A CHESTER businesswoman is on a mission to boost small business confidence after the pandemic.

Marie-Claire Ashcroft aims to support business owners beat the isolation, self-doubt, burnout, motivation, mental health issues and lack of confidence resulting from the pandemic by hosting a free, five-day 'Confidence Revolution Challenge' from October 18.

According to figures from the September CEBR Mastercard Report, small businesses make up 36 per cent of turnover in the UK private sector and make up 48 per cent of the labour force.

The same report states that UK small and micro-businesses are already at risk of missing an estimated £827 billion growth opportunity over the next five years after the pandemic if they are not supported to digitise.

The report says women and ethnic minorities were most at risk of being left behind due to their confidence in finding tools or navigating changes after the pandemic.

The challenge is aimed at what Marie-Claire calls "big-hearted, busy-brained business owners and creatives", and is based on questioning and shifting self-image to show up more confidently.

After battling with her own low self-esteem and mental health issues for most of her life, Marie-Claire knows only too well how self perception can negatively impact her ability to experience success in her life and business.

The cornerstone of Marie-Claire’s business is about empowering other business owners so that they can positively impact their communities and do their important work out there in the world.

And after a challenging time for all, she particularly wants business owners to thrive and make a difference to those who need them, rather than merely feeling like they’ve simply survived these past two years.

Whilst the challenge is open to both men and women, Marie-Claire’s message of confidence has resonated more with female business owners.
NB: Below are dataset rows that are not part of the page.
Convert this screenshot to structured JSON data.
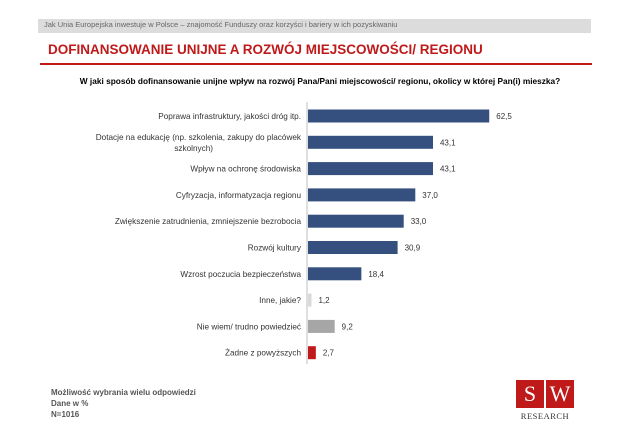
{
  "header": {
    "breadcrumb": "Jak Unia Europejska inwestuje w Polsce – znajomość Funduszy oraz korzyści i bariery w ich pozyskiwaniu",
    "title": "DOFINANSOWANIE UNIJNE A ROZWÓJ MIEJSCOWOŚCI/ REGIONU",
    "question": "W jaki sposób dofinansowanie unijne wpływ na rozwój Pana/Pani miejscowości/ regionu, okolicy w której Pan(i) mieszka?"
  },
  "chart_data": {
    "type": "bar",
    "orientation": "horizontal",
    "categories": [
      [
        "Poprawa infrastruktury, jakości dróg itp."
      ],
      [
        "Dotacje na edukację (np. szkolenia, zakupy do placówek",
        "szkolnych)"
      ],
      [
        "Wpływ na ochronę środowiska"
      ],
      [
        "Cyfryzacja, informatyzacja regionu"
      ],
      [
        "Zwiększenie zatrudnienia, zmniejszenie bezrobocia"
      ],
      [
        "Rozwój kultury"
      ],
      [
        "Wzrost poczucia bezpieczeństwa"
      ],
      [
        "Inne, jakie?"
      ],
      [
        "Nie wiem/ trudno powiedzieć"
      ],
      [
        "Żadne z powyższych"
      ]
    ],
    "values": [
      62.5,
      43.1,
      43.1,
      37.0,
      33.0,
      30.9,
      18.4,
      1.2,
      9.2,
      2.7
    ],
    "value_labels": [
      "62,5",
      "43,1",
      "43,1",
      "37,0",
      "33,0",
      "30,9",
      "18,4",
      "1,2",
      "9,2",
      "2,7"
    ],
    "bar_colors": [
      "#354f7e",
      "#354f7e",
      "#354f7e",
      "#354f7e",
      "#354f7e",
      "#354f7e",
      "#354f7e",
      "#d9d9d9",
      "#a6a6a6",
      "#c0191a"
    ],
    "xlim": [
      0,
      100
    ],
    "axis_color": "#bfbfbf"
  },
  "footer": {
    "note": "Możliwość wybrania wielu odpowiedzi",
    "unit": "Dane w %",
    "sample": "N=1016"
  },
  "logo": {
    "letter_left": "S",
    "letter_right": "W",
    "text": "RESEARCH"
  }
}
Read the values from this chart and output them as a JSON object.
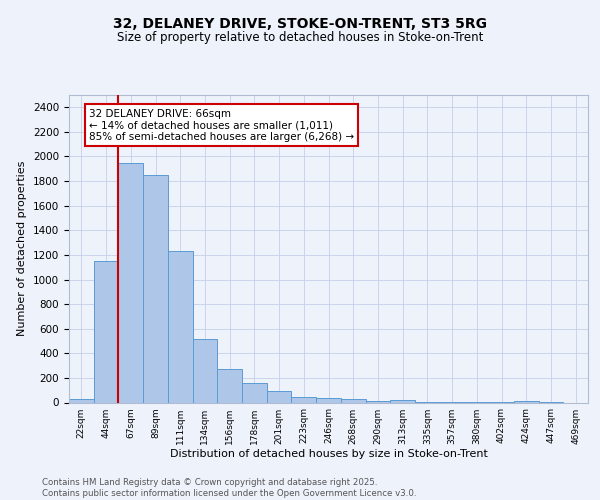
{
  "title1": "32, DELANEY DRIVE, STOKE-ON-TRENT, ST3 5RG",
  "title2": "Size of property relative to detached houses in Stoke-on-Trent",
  "xlabel": "Distribution of detached houses by size in Stoke-on-Trent",
  "ylabel": "Number of detached properties",
  "bins": [
    "22sqm",
    "44sqm",
    "67sqm",
    "89sqm",
    "111sqm",
    "134sqm",
    "156sqm",
    "178sqm",
    "201sqm",
    "223sqm",
    "246sqm",
    "268sqm",
    "290sqm",
    "313sqm",
    "335sqm",
    "357sqm",
    "380sqm",
    "402sqm",
    "424sqm",
    "447sqm",
    "469sqm"
  ],
  "values": [
    25,
    1150,
    1950,
    1850,
    1230,
    520,
    270,
    155,
    90,
    48,
    38,
    32,
    10,
    18,
    5,
    8,
    3,
    2,
    15,
    2,
    0
  ],
  "bar_color": "#aec6e8",
  "bar_edge_color": "#5b9bd5",
  "vline_color": "#cc0000",
  "annotation_text": "32 DELANEY DRIVE: 66sqm\n← 14% of detached houses are smaller (1,011)\n85% of semi-detached houses are larger (6,268) →",
  "annotation_box_color": "#ffffff",
  "annotation_box_edge": "#cc0000",
  "ylim": [
    0,
    2500
  ],
  "yticks": [
    0,
    200,
    400,
    600,
    800,
    1000,
    1200,
    1400,
    1600,
    1800,
    2000,
    2200,
    2400
  ],
  "footer": "Contains HM Land Registry data © Crown copyright and database right 2025.\nContains public sector information licensed under the Open Government Licence v3.0.",
  "background_color": "#eef2fb",
  "grid_color": "#c5cfe8"
}
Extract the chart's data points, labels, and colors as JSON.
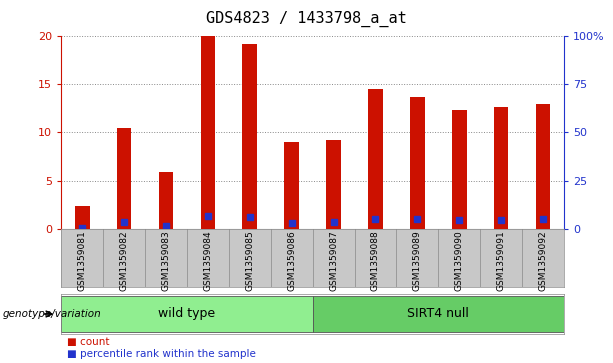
{
  "title": "GDS4823 / 1433798_a_at",
  "samples": [
    "GSM1359081",
    "GSM1359082",
    "GSM1359083",
    "GSM1359084",
    "GSM1359085",
    "GSM1359086",
    "GSM1359087",
    "GSM1359088",
    "GSM1359089",
    "GSM1359090",
    "GSM1359091",
    "GSM1359092"
  ],
  "counts": [
    2.4,
    10.5,
    5.9,
    20.0,
    19.2,
    9.0,
    9.2,
    14.5,
    13.7,
    12.3,
    12.7,
    13.0
  ],
  "percentile_ranks": [
    0.4,
    3.6,
    1.5,
    6.5,
    6.2,
    2.7,
    3.3,
    5.2,
    5.0,
    4.6,
    4.6,
    5.0
  ],
  "bar_color": "#CC1100",
  "marker_color": "#2233CC",
  "groups": [
    {
      "label": "wild type",
      "start": 0,
      "end": 6,
      "color": "#90EE90"
    },
    {
      "label": "SIRT4 null",
      "start": 6,
      "end": 12,
      "color": "#66CC66"
    }
  ],
  "group_label": "genotype/variation",
  "ylim_left": [
    0,
    20
  ],
  "ylim_right": [
    0,
    100
  ],
  "yticks_left": [
    0,
    5,
    10,
    15,
    20
  ],
  "yticks_right": [
    0,
    25,
    50,
    75,
    100
  ],
  "yticklabels_right": [
    "0",
    "25",
    "50",
    "75",
    "100%"
  ],
  "legend_count_label": "count",
  "legend_pct_label": "percentile rank within the sample",
  "bar_width": 0.35,
  "left_tick_color": "#CC1100",
  "right_tick_color": "#2233CC",
  "bg_color_plot": "#ffffff",
  "bg_color_sample": "#C8C8C8",
  "bg_color_figure": "#ffffff",
  "title_fontsize": 11,
  "tick_fontsize": 8,
  "group_fontsize": 9,
  "sample_fontsize": 6.5,
  "legend_fontsize": 7.5
}
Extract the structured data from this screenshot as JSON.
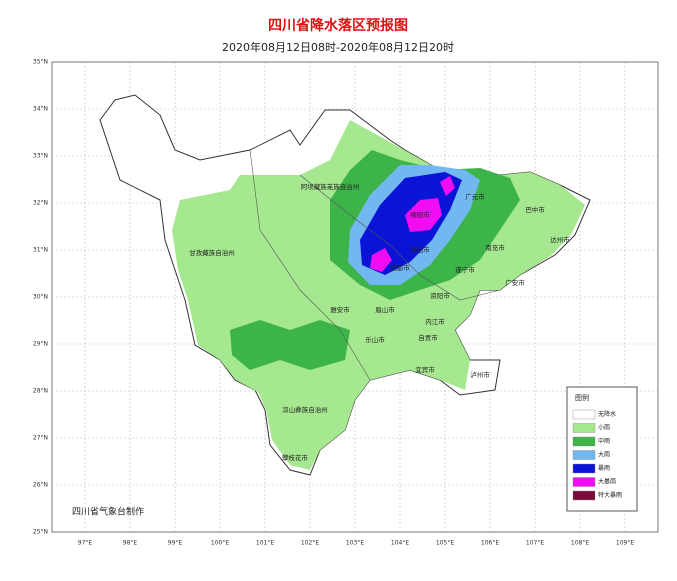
{
  "map": {
    "title": "四川省降水落区预报图",
    "subtitle": "2020年08月12日08时-2020年08月12日20时",
    "lat_labels": [
      "35°N",
      "34°N",
      "33°N",
      "32°N",
      "31°N",
      "30°N",
      "29°N",
      "28°N",
      "27°N",
      "26°N",
      "25°N"
    ],
    "lon_labels": [
      "97°E",
      "98°E",
      "99°E",
      "100°E",
      "101°E",
      "102°E",
      "103°E",
      "104°E",
      "105°E",
      "106°E",
      "107°E",
      "108°E",
      "109°E"
    ],
    "places": [
      {
        "name": "阿坝藏族羌族自治州"
      },
      {
        "name": "甘孜藏族自治州"
      },
      {
        "name": "广元市"
      },
      {
        "name": "巴中市"
      },
      {
        "name": "达州市"
      },
      {
        "name": "绵阳市"
      },
      {
        "name": "南充市"
      },
      {
        "name": "德阳市"
      },
      {
        "name": "成都市"
      },
      {
        "name": "遂宁市"
      },
      {
        "name": "广安市"
      },
      {
        "name": "资阳市"
      },
      {
        "name": "雅安市"
      },
      {
        "name": "眉山市"
      },
      {
        "name": "内江市"
      },
      {
        "name": "乐山市"
      },
      {
        "name": "自贡市"
      },
      {
        "name": "宜宾市"
      },
      {
        "name": "泸州市"
      },
      {
        "name": "凉山彝族自治州"
      },
      {
        "name": "攀枝花市"
      }
    ],
    "legend": {
      "title": "图例",
      "items": [
        {
          "label": "无降水",
          "color": "#ffffff"
        },
        {
          "label": "小雨",
          "color": "#a6e88f"
        },
        {
          "label": "中雨",
          "color": "#3db44a"
        },
        {
          "label": "大雨",
          "color": "#72b8f0"
        },
        {
          "label": "暴雨",
          "color": "#0a14d6"
        },
        {
          "label": "大暴雨",
          "color": "#f20cf2"
        },
        {
          "label": "特大暴雨",
          "color": "#7a0a3c"
        }
      ]
    },
    "credit": "四川省气象台制作"
  }
}
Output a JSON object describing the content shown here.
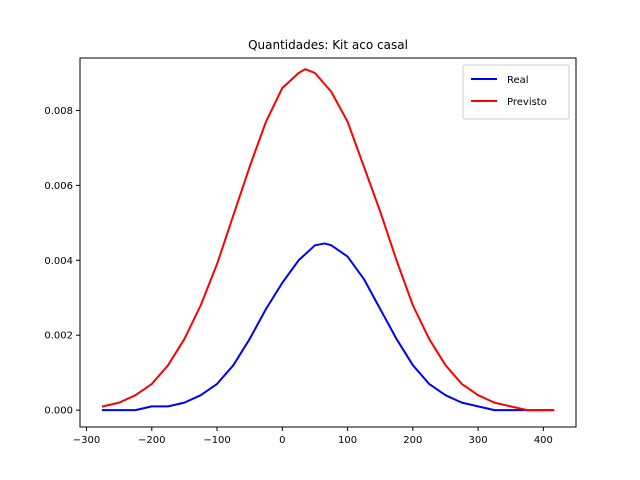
{
  "chart_data": {
    "type": "line",
    "title": "Quantidades: Kit aco casal",
    "xlabel": "",
    "ylabel": "",
    "xlim": [
      -310,
      450
    ],
    "ylim": [
      -0.00045,
      0.0094
    ],
    "xticks": [
      -300,
      -200,
      -100,
      0,
      100,
      200,
      300,
      400
    ],
    "xtick_labels": [
      "−300",
      "−200",
      "−100",
      "0",
      "100",
      "200",
      "300",
      "400"
    ],
    "yticks": [
      0.0,
      0.002,
      0.004,
      0.006,
      0.008
    ],
    "ytick_labels": [
      "0.000",
      "0.002",
      "0.004",
      "0.006",
      "0.008"
    ],
    "legend_position": "top-right",
    "grid": false,
    "series": [
      {
        "name": "Real",
        "color": "#0000ff",
        "x": [
          -275,
          -250,
          -225,
          -200,
          -175,
          -150,
          -125,
          -100,
          -75,
          -50,
          -25,
          0,
          25,
          50,
          65,
          75,
          100,
          125,
          150,
          175,
          200,
          225,
          250,
          275,
          300,
          325,
          350,
          375,
          400,
          415
        ],
        "y": [
          0.0,
          0.0,
          0.0,
          0.0001,
          0.0001,
          0.0002,
          0.0004,
          0.0007,
          0.0012,
          0.0019,
          0.0027,
          0.0034,
          0.004,
          0.0044,
          0.00445,
          0.0044,
          0.0041,
          0.0035,
          0.0027,
          0.0019,
          0.0012,
          0.0007,
          0.0004,
          0.0002,
          0.0001,
          0.0,
          0.0,
          0.0,
          0.0,
          0.0
        ]
      },
      {
        "name": "Previsto",
        "color": "#ff0000",
        "x": [
          -275,
          -250,
          -225,
          -200,
          -175,
          -150,
          -125,
          -100,
          -75,
          -50,
          -25,
          0,
          25,
          35,
          50,
          75,
          100,
          125,
          150,
          175,
          200,
          225,
          250,
          275,
          300,
          325,
          350,
          375,
          400,
          415
        ],
        "y": [
          0.0001,
          0.0002,
          0.0004,
          0.0007,
          0.0012,
          0.0019,
          0.0028,
          0.0039,
          0.0052,
          0.0065,
          0.0077,
          0.0086,
          0.009,
          0.0091,
          0.009,
          0.0085,
          0.0077,
          0.0065,
          0.0053,
          0.004,
          0.0028,
          0.0019,
          0.0012,
          0.0007,
          0.0004,
          0.0002,
          0.0001,
          0.0,
          0.0,
          0.0
        ]
      }
    ]
  }
}
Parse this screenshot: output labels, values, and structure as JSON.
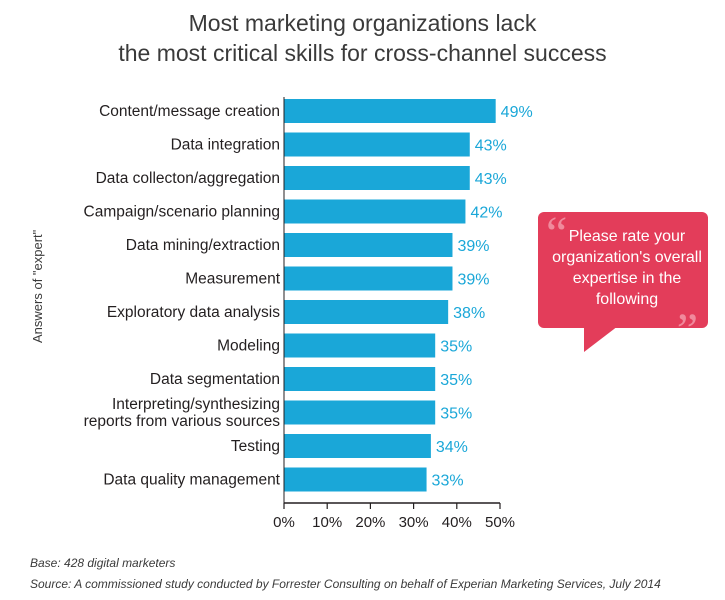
{
  "title": {
    "line1": "Most marketing organizations lack",
    "line2": "the most critical skills for cross-channel success"
  },
  "y_axis_label": "Answers of \"expert\"",
  "callout": {
    "text": "Please rate your organization's overall expertise in the following",
    "open_quote": "“",
    "close_quote": "”"
  },
  "footnotes": {
    "base": "Base: 428 digital marketers",
    "source": "Source: A commissioned study conducted by Forrester Consulting on behalf of Experian Marketing Services, July 2014"
  },
  "colors": {
    "bar": "#1aa7d8",
    "value_label": "#1aa7d8",
    "callout": "#e33d5a"
  },
  "chart_data": {
    "type": "bar",
    "orientation": "horizontal",
    "categories": [
      [
        "Content/message creation"
      ],
      [
        "Data integration"
      ],
      [
        "Data collecton/aggregation"
      ],
      [
        "Campaign/scenario planning"
      ],
      [
        "Data mining/extraction"
      ],
      [
        "Measurement"
      ],
      [
        "Exploratory data analysis"
      ],
      [
        "Modeling"
      ],
      [
        "Data segmentation"
      ],
      [
        "Interpreting/synthesizing",
        "reports from various sources"
      ],
      [
        "Testing"
      ],
      [
        "Data quality management"
      ]
    ],
    "values": [
      49,
      43,
      43,
      42,
      39,
      39,
      38,
      35,
      35,
      35,
      34,
      33
    ],
    "value_labels": [
      "49%",
      "43%",
      "43%",
      "42%",
      "39%",
      "39%",
      "38%",
      "35%",
      "35%",
      "35%",
      "34%",
      "33%"
    ],
    "xlim": [
      0,
      50
    ],
    "x_ticks": [
      "0%",
      "10%",
      "20%",
      "30%",
      "40%",
      "50%"
    ],
    "grid": false
  }
}
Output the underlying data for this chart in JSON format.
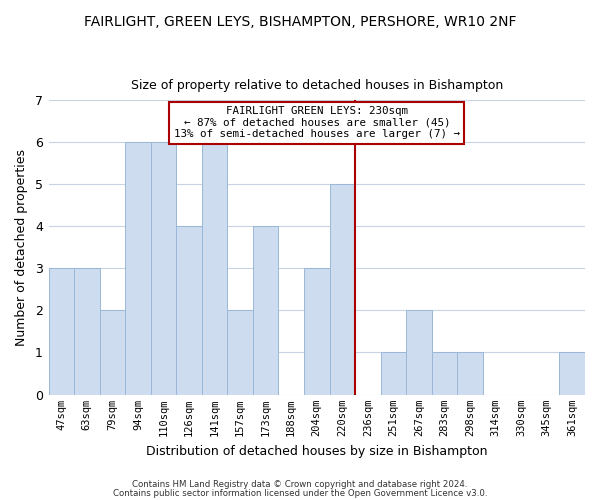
{
  "title": "FAIRLIGHT, GREEN LEYS, BISHAMPTON, PERSHORE, WR10 2NF",
  "subtitle": "Size of property relative to detached houses in Bishampton",
  "xlabel": "Distribution of detached houses by size in Bishampton",
  "ylabel": "Number of detached properties",
  "bar_labels": [
    "47sqm",
    "63sqm",
    "79sqm",
    "94sqm",
    "110sqm",
    "126sqm",
    "141sqm",
    "157sqm",
    "173sqm",
    "188sqm",
    "204sqm",
    "220sqm",
    "236sqm",
    "251sqm",
    "267sqm",
    "283sqm",
    "298sqm",
    "314sqm",
    "330sqm",
    "345sqm",
    "361sqm"
  ],
  "bar_heights": [
    3,
    3,
    2,
    6,
    6,
    4,
    6,
    2,
    4,
    0,
    3,
    5,
    0,
    1,
    2,
    1,
    1,
    0,
    0,
    0,
    1
  ],
  "bar_color": "#cddcef",
  "bar_edge_color": "#9bb8d8",
  "marker_color": "#aa0000",
  "annotation_line1": "FAIRLIGHT GREEN LEYS: 230sqm",
  "annotation_line2": "← 87% of detached houses are smaller (45)",
  "annotation_line3": "13% of semi-detached houses are larger (7) →",
  "ylim": [
    0,
    7
  ],
  "yticks": [
    0,
    1,
    2,
    3,
    4,
    5,
    6,
    7
  ],
  "footer1": "Contains HM Land Registry data © Crown copyright and database right 2024.",
  "footer2": "Contains public sector information licensed under the Open Government Licence v3.0.",
  "background_color": "#ffffff",
  "grid_color": "#c8d4e4",
  "title_fontsize": 10,
  "subtitle_fontsize": 9
}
The Rose Report of Female Entrepreneurship states that 65 per cent of respondents also said they feel most confident in their own business or abilities when meeting like-minded people, and 49 per cent feel most confident when they see ‘people like me’ succeeding.

The challenge aims to question perceived missing skills and experience; tackle isolation by building a community and network of like-minded business owners; and motivate those who want to feel like they’re part of something bigger who feel like they’re struggling on their own.